Living with college roommates -- especially freshman roommates -- can be the closest most people come to prison life. Close quarters, bad tempers and annoying little habits can cause a heap of trouble, especially nowadays for kids who grow up with their own rooms, their own bathrooms, their own everything.

They're packed into dorm rooms where they can't do anything without seeing, hearing, touching and smelling other students who can be grubby as goats and downright rude. Remember the roommate who ate her supper in a gigantic melamine bowl that she left, unwashed, in the middle of the floor? Or the guy who'd leave his toenail clippings on the bathroom floor where you'd step on them? How about the night you got locked out because your roommate and her partner were getting it on -- or worse, the afternoon you were typing a last-minute term paper at your desk and had to endure moaning from the bunk bed next to you?
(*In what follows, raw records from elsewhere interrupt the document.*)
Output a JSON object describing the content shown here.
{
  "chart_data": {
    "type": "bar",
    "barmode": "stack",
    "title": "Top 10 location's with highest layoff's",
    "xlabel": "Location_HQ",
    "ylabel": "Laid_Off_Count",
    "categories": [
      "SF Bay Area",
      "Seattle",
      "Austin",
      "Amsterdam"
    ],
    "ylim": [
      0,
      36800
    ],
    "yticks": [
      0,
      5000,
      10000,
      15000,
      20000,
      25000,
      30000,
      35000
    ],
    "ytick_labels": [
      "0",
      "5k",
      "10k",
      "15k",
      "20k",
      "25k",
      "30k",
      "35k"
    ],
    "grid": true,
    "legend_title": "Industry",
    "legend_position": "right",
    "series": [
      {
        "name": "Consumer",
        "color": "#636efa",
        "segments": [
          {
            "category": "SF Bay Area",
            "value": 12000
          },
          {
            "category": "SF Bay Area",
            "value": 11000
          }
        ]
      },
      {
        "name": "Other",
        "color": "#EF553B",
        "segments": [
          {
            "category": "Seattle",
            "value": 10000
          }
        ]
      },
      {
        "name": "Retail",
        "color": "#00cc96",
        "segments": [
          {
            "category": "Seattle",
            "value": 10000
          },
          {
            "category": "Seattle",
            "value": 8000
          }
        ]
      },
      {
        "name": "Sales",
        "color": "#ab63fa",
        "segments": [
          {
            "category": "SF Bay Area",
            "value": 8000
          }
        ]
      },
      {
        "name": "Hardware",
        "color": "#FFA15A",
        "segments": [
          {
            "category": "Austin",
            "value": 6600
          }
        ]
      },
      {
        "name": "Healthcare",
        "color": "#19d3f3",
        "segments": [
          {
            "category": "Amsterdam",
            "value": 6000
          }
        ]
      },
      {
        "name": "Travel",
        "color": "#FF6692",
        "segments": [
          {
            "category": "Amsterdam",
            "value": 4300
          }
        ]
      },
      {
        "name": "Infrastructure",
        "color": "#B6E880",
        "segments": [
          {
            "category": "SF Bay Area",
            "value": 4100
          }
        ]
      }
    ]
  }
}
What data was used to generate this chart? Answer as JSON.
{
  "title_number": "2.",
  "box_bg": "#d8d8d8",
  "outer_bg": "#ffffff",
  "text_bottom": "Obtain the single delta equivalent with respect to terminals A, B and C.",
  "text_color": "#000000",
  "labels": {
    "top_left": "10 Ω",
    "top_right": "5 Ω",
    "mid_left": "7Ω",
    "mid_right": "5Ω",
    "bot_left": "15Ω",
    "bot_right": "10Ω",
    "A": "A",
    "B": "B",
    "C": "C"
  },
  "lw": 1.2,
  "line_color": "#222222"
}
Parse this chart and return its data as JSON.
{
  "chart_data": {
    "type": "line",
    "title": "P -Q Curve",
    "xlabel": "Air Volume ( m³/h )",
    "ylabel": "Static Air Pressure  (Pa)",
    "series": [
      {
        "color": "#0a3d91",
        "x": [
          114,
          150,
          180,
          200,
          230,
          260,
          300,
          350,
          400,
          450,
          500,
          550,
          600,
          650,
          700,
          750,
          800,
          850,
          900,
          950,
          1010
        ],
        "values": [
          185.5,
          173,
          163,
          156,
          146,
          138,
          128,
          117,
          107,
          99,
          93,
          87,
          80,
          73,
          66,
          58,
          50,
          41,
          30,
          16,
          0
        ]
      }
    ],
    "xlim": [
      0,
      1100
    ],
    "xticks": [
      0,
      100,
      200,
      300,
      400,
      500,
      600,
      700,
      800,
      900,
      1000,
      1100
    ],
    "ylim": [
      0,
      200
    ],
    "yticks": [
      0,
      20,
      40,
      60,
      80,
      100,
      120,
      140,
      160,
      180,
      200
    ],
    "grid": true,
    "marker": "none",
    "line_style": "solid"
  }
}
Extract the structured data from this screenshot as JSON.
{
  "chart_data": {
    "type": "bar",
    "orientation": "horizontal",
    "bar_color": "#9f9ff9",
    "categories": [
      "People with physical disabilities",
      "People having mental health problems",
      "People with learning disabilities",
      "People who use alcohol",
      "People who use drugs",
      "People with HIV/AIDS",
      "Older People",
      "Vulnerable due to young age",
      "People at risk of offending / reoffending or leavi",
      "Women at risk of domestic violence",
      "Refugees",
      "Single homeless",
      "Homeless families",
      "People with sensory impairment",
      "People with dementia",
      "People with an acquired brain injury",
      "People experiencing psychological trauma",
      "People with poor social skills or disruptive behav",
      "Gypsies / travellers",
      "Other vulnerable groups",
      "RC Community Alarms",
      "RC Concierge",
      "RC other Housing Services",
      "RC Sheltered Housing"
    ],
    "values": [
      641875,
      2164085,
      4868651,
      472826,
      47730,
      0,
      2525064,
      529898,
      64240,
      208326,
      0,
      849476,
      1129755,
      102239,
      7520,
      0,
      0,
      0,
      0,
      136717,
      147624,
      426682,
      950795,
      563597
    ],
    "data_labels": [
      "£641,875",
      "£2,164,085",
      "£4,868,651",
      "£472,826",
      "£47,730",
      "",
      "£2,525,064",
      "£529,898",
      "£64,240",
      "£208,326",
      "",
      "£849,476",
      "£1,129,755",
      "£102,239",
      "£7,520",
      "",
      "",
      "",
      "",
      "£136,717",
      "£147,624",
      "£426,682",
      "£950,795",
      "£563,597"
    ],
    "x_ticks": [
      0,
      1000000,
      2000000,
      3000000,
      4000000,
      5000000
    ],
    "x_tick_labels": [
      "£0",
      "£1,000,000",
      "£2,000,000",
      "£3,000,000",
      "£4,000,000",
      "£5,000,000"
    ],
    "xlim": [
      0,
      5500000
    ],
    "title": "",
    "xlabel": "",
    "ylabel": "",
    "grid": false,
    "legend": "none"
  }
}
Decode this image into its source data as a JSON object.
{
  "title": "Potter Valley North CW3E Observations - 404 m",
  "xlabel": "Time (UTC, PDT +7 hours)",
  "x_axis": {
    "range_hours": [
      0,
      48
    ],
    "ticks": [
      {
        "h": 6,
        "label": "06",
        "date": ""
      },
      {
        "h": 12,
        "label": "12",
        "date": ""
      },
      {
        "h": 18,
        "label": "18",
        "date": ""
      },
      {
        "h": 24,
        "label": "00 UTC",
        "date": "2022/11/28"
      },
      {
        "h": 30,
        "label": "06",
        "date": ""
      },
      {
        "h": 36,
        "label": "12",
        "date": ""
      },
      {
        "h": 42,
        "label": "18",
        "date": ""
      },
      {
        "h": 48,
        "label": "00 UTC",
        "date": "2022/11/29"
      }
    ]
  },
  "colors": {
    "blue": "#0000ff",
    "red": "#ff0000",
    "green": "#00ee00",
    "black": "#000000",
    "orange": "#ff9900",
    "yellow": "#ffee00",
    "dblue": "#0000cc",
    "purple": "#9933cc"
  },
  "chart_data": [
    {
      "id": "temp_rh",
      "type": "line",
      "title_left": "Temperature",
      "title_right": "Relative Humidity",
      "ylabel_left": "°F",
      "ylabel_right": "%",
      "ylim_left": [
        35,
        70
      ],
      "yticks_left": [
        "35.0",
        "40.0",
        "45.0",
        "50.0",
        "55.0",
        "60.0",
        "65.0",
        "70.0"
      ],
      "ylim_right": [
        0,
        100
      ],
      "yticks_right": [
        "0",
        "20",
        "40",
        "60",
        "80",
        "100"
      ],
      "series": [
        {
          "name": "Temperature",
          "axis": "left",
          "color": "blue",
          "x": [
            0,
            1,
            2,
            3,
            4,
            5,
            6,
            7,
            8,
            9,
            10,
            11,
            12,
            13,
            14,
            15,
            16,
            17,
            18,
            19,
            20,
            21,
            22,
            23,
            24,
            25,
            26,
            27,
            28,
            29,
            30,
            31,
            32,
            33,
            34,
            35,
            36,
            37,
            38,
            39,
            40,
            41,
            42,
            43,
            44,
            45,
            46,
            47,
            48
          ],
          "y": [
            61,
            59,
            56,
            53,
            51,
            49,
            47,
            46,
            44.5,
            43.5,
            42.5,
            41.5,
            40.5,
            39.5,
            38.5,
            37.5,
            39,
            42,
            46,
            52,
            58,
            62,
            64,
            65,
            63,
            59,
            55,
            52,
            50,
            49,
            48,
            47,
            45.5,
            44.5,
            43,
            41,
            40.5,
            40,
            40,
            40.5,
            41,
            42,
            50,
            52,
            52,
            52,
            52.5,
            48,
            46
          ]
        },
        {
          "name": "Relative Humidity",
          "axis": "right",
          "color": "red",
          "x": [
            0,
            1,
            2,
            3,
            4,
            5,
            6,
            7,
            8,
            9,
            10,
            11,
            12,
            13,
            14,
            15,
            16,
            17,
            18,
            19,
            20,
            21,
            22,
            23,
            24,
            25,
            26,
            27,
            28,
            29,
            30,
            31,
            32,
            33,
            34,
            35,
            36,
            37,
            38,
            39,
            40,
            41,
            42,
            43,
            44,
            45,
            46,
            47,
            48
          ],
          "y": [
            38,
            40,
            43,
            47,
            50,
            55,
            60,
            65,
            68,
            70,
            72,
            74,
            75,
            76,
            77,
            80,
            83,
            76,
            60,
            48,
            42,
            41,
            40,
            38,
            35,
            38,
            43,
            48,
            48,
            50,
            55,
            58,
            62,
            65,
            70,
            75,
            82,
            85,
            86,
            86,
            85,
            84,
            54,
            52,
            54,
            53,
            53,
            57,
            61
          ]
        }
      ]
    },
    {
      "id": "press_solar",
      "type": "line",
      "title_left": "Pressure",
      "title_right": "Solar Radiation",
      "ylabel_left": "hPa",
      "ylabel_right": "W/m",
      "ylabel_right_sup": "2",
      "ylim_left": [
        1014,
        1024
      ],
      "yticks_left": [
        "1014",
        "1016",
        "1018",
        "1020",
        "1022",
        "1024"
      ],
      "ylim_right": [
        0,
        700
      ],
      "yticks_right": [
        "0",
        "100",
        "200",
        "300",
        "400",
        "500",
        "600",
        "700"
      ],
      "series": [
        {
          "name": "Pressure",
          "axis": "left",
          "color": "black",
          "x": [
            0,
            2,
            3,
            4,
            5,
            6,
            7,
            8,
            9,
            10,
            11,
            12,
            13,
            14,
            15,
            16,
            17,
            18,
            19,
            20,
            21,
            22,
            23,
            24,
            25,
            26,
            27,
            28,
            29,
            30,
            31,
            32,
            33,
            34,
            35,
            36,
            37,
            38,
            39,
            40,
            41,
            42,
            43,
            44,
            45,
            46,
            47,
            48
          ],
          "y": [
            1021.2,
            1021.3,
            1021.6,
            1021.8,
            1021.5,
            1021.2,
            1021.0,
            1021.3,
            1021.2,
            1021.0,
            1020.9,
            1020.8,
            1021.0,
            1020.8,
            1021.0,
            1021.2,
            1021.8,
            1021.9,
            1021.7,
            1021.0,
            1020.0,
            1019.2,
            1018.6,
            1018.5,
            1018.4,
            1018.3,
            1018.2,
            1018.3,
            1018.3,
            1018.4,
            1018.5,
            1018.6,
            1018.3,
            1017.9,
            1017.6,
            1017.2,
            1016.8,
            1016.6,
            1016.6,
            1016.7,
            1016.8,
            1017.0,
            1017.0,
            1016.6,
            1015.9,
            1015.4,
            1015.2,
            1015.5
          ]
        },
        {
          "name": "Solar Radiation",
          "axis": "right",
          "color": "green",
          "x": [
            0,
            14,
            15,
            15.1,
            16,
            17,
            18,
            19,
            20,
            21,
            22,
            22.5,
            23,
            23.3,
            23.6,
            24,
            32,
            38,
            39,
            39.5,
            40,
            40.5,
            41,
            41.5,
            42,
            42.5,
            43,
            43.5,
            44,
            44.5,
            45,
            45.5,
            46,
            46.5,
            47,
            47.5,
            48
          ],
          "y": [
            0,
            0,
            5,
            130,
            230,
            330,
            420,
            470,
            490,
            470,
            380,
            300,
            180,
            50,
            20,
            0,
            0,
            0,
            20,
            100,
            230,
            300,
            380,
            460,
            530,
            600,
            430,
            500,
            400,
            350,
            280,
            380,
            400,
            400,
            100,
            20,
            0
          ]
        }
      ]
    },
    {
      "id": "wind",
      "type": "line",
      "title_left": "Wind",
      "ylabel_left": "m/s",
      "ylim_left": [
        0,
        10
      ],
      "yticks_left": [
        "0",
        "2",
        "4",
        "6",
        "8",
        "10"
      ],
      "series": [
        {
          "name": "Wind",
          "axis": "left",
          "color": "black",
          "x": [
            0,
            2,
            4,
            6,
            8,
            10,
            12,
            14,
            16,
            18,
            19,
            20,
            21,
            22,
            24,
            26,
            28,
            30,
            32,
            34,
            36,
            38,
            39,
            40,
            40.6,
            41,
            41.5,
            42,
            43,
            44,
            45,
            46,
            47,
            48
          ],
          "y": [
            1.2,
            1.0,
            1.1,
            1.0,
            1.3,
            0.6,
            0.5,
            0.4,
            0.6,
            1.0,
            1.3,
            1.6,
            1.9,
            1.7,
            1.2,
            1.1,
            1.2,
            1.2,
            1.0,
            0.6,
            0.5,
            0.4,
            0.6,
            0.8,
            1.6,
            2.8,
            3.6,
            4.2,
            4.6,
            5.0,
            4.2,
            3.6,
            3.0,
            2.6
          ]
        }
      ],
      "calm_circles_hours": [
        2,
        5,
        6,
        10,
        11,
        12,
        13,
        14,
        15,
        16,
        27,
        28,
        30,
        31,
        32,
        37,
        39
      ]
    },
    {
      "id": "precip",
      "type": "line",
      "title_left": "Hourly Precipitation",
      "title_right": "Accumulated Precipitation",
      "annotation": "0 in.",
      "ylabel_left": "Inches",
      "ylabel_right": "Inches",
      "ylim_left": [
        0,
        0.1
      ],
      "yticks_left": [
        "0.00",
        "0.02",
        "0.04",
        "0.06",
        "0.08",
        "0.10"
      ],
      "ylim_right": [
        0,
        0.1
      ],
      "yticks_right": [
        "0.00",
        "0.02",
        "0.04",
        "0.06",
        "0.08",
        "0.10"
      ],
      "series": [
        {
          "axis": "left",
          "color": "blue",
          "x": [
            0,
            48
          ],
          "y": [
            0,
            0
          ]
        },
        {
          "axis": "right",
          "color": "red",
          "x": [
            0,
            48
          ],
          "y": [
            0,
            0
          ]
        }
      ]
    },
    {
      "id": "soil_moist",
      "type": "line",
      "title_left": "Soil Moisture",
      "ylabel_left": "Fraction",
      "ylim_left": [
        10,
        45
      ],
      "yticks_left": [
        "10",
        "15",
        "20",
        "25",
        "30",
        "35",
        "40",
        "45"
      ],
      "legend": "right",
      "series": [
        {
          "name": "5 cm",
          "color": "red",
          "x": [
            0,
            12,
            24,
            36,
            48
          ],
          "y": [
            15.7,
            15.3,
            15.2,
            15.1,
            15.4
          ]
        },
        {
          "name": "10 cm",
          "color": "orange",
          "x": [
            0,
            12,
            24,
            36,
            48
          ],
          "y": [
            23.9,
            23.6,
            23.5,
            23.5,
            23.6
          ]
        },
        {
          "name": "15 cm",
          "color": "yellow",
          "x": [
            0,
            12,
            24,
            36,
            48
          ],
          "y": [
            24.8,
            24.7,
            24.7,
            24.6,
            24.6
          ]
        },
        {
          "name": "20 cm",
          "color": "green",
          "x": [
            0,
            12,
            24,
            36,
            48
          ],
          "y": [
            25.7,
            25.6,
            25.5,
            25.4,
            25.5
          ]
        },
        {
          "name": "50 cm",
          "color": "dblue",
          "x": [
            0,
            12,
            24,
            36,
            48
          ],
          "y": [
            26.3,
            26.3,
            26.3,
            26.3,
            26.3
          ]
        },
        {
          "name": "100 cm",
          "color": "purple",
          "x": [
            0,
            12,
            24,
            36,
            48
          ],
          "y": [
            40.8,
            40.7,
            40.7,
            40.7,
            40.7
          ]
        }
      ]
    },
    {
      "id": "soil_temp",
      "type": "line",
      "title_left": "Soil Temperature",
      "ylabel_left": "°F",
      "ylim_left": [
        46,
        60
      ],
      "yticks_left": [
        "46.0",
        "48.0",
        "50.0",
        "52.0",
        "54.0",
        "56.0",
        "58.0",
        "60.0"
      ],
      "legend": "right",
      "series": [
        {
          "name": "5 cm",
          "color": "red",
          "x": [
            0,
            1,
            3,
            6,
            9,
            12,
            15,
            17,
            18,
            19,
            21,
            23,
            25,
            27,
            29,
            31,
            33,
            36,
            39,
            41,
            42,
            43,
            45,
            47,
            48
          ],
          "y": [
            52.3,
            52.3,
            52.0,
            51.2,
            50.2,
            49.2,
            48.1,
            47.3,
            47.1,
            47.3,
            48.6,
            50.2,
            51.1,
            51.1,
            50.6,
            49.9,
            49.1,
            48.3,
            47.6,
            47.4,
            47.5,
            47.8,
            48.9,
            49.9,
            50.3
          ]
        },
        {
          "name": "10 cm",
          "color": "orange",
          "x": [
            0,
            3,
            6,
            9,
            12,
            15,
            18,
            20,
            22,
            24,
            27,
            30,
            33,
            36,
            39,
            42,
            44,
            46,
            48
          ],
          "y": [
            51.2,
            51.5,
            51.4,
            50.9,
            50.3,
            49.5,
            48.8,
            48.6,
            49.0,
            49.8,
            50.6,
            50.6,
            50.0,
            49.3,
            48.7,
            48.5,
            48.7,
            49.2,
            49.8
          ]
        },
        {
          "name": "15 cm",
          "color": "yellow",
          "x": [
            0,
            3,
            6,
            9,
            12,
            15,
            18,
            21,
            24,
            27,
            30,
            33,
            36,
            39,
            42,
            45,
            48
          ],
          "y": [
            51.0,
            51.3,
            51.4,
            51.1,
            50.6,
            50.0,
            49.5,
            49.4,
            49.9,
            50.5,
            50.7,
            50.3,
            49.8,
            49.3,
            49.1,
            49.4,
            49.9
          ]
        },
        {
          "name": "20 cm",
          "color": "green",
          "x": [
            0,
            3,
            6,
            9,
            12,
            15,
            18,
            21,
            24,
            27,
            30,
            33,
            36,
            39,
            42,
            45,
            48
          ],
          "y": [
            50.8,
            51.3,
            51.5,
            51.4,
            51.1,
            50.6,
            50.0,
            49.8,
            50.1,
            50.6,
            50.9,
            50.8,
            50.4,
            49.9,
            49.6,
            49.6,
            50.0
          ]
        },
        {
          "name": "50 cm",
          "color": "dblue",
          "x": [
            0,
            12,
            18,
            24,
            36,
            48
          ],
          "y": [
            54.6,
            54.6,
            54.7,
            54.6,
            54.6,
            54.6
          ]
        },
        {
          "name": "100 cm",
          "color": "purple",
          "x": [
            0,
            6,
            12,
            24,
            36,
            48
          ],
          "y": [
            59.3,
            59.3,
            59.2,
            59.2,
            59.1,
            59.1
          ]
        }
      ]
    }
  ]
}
And let's not forget the vomit in the wastebasket (or worse, not in the wastebasket), the stranger passed out in your bed, and so on.

You let it go for a while and then you can't and you log on to the Internet and get nasty about the person concerned and the whole thing explodes into a mushroom cloud of emotion, gossip and demands.

"We see far more roommate issues than a generation ago," says housing director Jerry Dieringer at Towson University outside Baltimore.

He and his counterparts hear more complaints, deal with more parents and see more roommates calling each other names online. It's not the big issues that rile roommates, like race or religion. It's more often the little things, like an alarm clock that keeps ringing and ringing and ringing.

"Najah is incapable of waking up to her alarm," sighs Vyomika Jairam, a student at George Washington University. She's wrapped in a blanket, sitting in her dorm room in a borrowed desk chair, surrounded by roommates, loft beds, desks, laptops, an ironing board, piles of clothes and a just-opened can of Pringles.

"Well, Vy moved her towel from the bathroom to our closet," Najah El-Bash, one of four roommates, shoots back.

Jairam continues, "How about the time you and Lara made plans to go somewhere and when I asked what you were doing, you blew me off?"

And these are roommates who still like each other, three months into the school year. Other people on their hall aren't so lucky -- like the friend who is now rooming with a young woman who was living several floors below. The late arriver had so many bad habits, such as telling lies and screaming at her mom on the phone, that she was asked to move upstairs.

In another room, all the girls have boyfriends and lock the others out when they're getting it on. In yet another, a girl came back from a weekend at home and discovered the sheets on her bed were messed up. This could mean only one thing: Someone -- female, male or both -- had slept or done whatever in her bed and she didn't know who or what. Ewwww.

"Major personality flaws you can work around," says Jairam. "It's the little habits that take you down."